- Born: January 23, 1968 (age 58) Monterrey, Casanare, Colombia
- Other names: Martín Llanos, Patezorro, Marroco
- Occupations: Paramilitary leader; drug lord;
- Years active: Late 1990s – 2012
- Organization: Autodefensas Campesinas de Casanare (ACC)
- Known for: Last of the major paramilitary leaders to be captured
- Criminal status: Imprisoned
- Criminal charge: Assassination; murder;
- Penalty: 35 years for the assassination of 34 people 14 years for the murder of Emiro Sossa
- Date apprehended: February 4, 2012

= Héctor Germán Buitrago =

Colombian right-wing paramilitary leader and drug lord

Héctor Germán Buitrago Parada (January 23, 1968 in Monterrey, Casanare), also known as Martín Llanos, and also as Patezorro or Marroco, is a Colombian right-wing paramilitary leader and drug lord. At the time of his arrest by authorities he was considered the last one of the big paramilitary leaders, as he had been successful in evading capture for years.

== Biography==
===Early life===
By the end of the 1970s his father, Héctor José Buitrago Rodríguez (also known as "El Viejo" or "Tripas"), had assembled a group of cattle-raiser families in the municipalities of Monterrey, in the Casanare department, in the region of Colombia's eastern plains, and provided them with weapons so as to fight against extortion and kidnapping by the FARC guerrillas. As this early group, known as "Los Buitragueños," grew up in power and influence it became the basis of the Autodefensas Campesinas de Casanare (ACC), one of the most powerful paramilitary organizations in Colombia. The growth of the organization was supported by the economic and military support provided by drug lord Gonzalo Rodríguez Gacha, going from a group of about 60 individuals to about 500. It has also been suggested that the organization received support from emerald czar Víctor Carranza. With the death of Rodríguez Gacha in 1989, the ACC became closer to drug trafficking organizations in Venezuela.

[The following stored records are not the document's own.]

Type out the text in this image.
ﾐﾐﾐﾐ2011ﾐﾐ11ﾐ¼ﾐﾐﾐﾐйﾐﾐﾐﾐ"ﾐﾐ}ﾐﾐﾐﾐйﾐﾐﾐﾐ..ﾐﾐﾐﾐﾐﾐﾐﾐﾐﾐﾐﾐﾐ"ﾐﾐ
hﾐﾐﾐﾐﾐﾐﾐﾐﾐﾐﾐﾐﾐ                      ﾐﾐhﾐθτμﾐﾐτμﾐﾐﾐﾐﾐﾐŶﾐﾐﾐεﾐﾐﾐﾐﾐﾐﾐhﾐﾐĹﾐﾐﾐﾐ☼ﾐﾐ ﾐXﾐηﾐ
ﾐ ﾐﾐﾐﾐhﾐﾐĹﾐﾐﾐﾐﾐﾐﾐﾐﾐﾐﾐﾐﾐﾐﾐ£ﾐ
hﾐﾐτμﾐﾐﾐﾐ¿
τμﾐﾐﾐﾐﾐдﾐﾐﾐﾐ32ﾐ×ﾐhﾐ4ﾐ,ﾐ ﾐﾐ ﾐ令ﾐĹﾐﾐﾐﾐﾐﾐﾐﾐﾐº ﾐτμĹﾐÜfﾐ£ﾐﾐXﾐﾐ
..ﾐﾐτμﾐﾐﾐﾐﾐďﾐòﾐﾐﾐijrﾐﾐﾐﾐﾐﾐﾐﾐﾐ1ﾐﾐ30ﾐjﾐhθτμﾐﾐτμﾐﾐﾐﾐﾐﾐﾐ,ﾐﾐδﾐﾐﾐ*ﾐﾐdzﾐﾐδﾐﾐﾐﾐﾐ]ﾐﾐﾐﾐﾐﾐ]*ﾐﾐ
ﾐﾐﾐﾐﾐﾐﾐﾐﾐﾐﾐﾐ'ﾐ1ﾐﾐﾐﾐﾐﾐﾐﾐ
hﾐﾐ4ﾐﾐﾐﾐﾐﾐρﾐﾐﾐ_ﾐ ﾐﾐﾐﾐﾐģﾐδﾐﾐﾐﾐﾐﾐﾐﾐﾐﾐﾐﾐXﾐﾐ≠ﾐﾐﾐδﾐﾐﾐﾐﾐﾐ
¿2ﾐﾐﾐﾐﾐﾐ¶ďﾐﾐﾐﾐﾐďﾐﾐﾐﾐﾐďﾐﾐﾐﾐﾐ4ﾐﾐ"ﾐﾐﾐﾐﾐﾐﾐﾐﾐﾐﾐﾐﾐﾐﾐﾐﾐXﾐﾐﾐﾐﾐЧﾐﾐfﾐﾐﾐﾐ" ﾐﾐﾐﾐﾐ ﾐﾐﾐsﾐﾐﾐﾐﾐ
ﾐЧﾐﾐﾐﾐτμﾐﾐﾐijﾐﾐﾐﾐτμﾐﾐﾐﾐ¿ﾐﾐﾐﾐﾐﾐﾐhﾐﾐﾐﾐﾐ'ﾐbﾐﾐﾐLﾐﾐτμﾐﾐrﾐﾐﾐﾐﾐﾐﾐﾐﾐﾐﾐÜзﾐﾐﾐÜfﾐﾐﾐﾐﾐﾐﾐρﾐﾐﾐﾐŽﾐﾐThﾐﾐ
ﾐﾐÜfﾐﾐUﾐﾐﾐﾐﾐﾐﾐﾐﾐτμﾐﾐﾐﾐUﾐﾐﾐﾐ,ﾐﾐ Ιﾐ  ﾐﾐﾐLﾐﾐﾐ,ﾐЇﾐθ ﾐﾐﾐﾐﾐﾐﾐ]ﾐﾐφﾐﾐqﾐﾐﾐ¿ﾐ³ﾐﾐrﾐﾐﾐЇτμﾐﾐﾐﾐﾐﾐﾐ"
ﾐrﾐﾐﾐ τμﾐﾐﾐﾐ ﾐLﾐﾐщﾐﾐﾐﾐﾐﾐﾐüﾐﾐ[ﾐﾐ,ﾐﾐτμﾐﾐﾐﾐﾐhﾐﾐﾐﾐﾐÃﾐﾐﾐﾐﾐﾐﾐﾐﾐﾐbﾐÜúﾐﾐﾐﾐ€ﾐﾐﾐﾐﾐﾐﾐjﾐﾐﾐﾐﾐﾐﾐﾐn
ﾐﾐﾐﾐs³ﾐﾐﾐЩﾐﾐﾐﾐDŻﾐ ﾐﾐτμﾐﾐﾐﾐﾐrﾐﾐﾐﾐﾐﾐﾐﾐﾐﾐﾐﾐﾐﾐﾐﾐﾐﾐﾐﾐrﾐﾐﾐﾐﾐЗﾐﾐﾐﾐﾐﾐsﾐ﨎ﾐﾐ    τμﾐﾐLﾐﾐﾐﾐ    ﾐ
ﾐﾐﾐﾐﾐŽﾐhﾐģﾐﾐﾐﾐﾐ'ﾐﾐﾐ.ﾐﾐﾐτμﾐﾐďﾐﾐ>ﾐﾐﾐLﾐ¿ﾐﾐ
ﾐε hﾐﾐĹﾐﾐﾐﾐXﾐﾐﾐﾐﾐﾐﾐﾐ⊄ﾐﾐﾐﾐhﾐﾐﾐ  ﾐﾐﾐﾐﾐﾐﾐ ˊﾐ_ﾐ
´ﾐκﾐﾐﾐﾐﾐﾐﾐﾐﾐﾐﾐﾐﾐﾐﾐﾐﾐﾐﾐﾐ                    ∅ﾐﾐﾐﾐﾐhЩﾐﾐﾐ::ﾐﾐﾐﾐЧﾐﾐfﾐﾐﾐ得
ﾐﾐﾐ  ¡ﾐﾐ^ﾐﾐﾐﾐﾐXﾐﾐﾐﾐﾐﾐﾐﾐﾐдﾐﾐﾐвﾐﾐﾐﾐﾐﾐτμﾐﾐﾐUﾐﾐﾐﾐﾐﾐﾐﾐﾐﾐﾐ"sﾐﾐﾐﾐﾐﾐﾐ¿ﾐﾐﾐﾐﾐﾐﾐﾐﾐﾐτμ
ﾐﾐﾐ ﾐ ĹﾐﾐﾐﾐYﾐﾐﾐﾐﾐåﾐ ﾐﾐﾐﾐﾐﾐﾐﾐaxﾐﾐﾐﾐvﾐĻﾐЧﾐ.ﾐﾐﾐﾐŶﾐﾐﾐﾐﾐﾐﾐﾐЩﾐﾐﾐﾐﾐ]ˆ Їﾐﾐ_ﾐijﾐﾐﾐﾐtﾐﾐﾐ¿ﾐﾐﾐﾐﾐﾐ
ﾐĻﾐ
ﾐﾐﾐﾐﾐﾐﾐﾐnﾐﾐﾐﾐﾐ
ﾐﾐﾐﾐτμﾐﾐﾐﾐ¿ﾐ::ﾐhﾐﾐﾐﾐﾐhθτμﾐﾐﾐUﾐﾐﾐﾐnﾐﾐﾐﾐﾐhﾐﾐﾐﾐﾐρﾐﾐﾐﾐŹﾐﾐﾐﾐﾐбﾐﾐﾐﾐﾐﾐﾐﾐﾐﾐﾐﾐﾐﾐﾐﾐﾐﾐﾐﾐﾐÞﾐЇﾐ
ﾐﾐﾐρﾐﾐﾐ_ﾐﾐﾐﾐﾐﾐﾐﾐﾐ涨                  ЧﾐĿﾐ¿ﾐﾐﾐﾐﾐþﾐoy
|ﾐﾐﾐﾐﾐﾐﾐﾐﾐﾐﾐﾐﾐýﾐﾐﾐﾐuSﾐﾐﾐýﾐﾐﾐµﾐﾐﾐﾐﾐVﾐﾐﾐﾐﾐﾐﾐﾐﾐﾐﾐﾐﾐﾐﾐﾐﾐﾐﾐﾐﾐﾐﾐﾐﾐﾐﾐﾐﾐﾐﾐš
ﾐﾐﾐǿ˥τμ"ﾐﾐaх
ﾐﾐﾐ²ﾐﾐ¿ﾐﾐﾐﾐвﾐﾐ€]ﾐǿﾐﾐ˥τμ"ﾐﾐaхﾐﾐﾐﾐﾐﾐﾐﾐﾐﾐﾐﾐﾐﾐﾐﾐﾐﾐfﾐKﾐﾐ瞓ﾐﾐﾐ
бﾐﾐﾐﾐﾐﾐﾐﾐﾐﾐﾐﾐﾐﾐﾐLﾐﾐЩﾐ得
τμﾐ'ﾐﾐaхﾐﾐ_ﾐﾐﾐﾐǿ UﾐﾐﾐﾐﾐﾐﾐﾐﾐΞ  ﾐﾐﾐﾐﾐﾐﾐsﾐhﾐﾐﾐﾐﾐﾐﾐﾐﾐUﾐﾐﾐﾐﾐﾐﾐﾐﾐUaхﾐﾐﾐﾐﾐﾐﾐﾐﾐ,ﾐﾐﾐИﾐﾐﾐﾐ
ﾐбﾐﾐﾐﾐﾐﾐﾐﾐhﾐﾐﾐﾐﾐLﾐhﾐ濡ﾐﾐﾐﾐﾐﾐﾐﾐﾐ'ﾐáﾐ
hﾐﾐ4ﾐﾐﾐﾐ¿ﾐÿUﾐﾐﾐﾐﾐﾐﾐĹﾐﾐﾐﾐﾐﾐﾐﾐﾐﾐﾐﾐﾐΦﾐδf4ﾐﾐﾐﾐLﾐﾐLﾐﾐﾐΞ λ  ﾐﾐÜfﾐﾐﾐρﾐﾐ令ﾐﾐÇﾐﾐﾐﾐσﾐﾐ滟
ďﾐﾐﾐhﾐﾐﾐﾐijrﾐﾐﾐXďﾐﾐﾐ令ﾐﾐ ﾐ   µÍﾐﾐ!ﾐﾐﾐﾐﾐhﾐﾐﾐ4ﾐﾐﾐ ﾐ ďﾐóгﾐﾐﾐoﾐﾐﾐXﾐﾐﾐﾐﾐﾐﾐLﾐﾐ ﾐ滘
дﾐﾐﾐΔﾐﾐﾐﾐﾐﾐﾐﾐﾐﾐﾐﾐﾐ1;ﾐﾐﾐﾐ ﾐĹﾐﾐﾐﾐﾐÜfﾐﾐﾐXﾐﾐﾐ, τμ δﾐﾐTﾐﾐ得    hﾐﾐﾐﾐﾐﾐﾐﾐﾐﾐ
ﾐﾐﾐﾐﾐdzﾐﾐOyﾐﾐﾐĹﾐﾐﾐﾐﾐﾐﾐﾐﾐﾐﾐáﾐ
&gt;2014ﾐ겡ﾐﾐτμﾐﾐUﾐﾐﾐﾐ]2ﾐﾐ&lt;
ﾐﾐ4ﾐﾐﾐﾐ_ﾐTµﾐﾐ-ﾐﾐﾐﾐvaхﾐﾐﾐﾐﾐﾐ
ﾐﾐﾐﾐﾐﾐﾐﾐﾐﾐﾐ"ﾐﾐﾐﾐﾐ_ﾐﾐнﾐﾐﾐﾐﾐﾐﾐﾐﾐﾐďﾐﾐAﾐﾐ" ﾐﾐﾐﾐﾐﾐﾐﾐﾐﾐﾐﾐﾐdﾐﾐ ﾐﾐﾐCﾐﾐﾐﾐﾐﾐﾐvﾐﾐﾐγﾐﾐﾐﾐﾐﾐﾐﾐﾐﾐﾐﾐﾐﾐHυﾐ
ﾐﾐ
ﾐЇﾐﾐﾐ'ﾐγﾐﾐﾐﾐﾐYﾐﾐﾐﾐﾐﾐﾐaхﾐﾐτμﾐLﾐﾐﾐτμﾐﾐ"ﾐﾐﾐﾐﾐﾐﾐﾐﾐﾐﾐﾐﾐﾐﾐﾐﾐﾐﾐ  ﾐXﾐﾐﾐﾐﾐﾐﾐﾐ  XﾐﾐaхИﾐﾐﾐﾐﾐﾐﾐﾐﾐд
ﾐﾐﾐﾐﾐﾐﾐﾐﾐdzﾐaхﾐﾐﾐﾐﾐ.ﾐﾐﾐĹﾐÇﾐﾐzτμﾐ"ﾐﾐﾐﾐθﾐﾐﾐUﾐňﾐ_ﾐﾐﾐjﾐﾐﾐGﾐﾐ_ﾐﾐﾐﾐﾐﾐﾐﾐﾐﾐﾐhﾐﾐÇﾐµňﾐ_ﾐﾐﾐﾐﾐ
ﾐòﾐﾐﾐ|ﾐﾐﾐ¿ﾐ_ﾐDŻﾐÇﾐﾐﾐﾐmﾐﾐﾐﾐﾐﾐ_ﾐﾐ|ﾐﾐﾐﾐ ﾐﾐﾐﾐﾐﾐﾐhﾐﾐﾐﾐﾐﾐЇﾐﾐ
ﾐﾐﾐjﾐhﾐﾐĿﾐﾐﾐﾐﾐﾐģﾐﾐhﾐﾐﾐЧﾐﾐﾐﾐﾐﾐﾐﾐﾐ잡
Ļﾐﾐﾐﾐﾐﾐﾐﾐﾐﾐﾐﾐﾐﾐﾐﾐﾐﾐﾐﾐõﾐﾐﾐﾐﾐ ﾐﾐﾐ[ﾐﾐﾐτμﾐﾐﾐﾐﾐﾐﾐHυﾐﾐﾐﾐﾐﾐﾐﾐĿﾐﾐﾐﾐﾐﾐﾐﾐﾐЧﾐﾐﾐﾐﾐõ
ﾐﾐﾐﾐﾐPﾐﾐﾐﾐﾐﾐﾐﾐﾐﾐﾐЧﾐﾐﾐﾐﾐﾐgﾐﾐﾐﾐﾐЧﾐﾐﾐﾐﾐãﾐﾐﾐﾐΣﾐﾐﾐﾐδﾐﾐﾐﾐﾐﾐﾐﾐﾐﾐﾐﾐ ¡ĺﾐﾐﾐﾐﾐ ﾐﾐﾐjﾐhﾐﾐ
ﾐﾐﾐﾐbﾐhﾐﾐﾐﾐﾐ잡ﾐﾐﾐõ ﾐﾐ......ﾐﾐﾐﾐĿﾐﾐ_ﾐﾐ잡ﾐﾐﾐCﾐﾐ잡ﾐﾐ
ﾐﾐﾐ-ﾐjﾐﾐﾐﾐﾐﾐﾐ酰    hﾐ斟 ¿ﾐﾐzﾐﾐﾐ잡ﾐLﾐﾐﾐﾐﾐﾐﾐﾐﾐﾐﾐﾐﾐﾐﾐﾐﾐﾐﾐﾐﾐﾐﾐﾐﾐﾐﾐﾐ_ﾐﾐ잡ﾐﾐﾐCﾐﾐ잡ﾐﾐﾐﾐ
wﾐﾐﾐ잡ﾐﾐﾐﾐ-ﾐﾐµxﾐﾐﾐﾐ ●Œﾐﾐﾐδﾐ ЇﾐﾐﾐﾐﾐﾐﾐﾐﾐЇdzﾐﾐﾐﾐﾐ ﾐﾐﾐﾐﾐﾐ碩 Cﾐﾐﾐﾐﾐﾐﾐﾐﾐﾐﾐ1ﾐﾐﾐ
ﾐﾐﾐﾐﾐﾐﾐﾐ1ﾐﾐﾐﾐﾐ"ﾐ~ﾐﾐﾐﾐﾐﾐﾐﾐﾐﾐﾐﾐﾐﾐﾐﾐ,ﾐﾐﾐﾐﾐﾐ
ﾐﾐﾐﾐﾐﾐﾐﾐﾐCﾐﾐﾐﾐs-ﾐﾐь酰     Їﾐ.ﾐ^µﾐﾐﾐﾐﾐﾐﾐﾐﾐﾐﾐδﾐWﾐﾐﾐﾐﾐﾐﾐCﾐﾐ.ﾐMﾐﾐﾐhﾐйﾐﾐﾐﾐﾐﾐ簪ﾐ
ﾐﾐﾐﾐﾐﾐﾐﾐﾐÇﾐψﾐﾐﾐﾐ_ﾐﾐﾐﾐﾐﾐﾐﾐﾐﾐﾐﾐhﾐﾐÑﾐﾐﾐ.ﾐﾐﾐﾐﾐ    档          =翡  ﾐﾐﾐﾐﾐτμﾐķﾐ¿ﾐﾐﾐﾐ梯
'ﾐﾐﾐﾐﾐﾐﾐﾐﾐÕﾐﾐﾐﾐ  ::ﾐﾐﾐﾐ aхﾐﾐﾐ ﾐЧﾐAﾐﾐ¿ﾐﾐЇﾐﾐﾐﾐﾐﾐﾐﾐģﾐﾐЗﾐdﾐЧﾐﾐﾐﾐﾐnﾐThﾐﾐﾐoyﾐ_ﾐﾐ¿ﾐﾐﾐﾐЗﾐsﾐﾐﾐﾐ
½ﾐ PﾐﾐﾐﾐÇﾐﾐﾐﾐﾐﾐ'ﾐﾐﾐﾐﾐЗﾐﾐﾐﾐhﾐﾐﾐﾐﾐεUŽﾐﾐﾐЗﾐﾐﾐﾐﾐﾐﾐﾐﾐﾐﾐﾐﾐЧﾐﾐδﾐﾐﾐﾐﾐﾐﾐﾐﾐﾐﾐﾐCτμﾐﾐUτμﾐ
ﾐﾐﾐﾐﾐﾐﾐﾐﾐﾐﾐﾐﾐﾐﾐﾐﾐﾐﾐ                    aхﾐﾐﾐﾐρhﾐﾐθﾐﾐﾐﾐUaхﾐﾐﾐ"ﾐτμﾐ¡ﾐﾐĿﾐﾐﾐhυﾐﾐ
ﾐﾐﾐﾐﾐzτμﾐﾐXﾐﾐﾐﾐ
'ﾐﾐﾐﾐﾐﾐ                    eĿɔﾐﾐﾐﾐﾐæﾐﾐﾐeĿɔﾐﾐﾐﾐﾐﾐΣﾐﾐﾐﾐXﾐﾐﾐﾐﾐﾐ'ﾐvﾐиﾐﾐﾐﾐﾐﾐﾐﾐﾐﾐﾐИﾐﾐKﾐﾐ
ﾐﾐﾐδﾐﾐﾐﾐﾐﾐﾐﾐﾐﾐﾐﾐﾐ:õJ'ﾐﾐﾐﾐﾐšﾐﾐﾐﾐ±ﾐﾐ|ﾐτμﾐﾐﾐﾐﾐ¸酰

Buitrago's father ordered a massacre of eleven members of a judicial commission in 1997, which led to his being arrested in 1998. He was liberated from jail by his sons, Buitrago and his brother Nelson (also known as "Caballo"), but eventually recaptured in 2010.
===Command of ACC===
With his father's arrest, Buitrago took command of the ACC, expanding their military influence as well as their trade with Mexican drug cartels, and its political influence by funding political campaigns. As the organization grew up in power and influence, however, this growth collided with the interests of the AUC paramilitary organization, which the ACC had never joined. The AUC wanted control of the departments of Meta and Casanare and this led to a violent war between the ACC and the Centaurs Bloc of the AUC under the command of paramilitary leaders including Miguel Arroyave and Cuchillo. Emerald czar Víctor Carranza was accused by paramilitary leader Don Mario as being an instigator of the conflict by telling both paramilitary leaders that the other was attempting to kill them. Other sources have suggested instead that Carranza actually helped the Buitrago side, as he had been long-time friend of Buitrago's father, and pushed local policemen to attack Arroyave's gunmen. Whatever the case, and despite recruiting hundreds of children and teenagers to help with the war, leaving thousands of fatalities behind, the AUC proved superior. This led to Buitrago seeking allegiances with former enemies from the FARC guerrilla, particularly commander Negro Acacio, to no avail. Famously, Arroyave seized a golden pistol that had been given to Buitrago as a gift by Mexican drug cartels.
===Defeat===
The defeat came at the same time as the AUC were negotiating a peace process with the national government of Álvaro Uribe. Buitrago decided not to adhere on the grounds of not wanting to be compared with other paramilitary leaders, and because he felt he could be betrayed and even killed as was the case with Carlos Castaño and even his former enemy Miguel Arroyave. Buitrago then decided to leave the country, spending time in Costa Rica, Ecuador, Bolivia, and Venezuela. While he remained outside of the country, however, his organization regained strength with the assassination of Arroyave and the peace negotiations, and the ACC started regaining control of coca growing lands and drug trafficking routes in Casanare and most of the eastern plains regions.
===Arrest===
Buitrago remained relatively anonymous throughout this time, and authorities only had an old picture of him, but after an international operation that involved tracking of Buitrago's wife and mistress they managed to capture him and his brother on February 4, 2012 in the eastern Venezuelan city of Acarigua. Buitrago was condemned to 35 years in prison for the assassination of 34 people. He was also condemned to 14 years for the murder of Casanare's governor Emiro Sossa in 2001.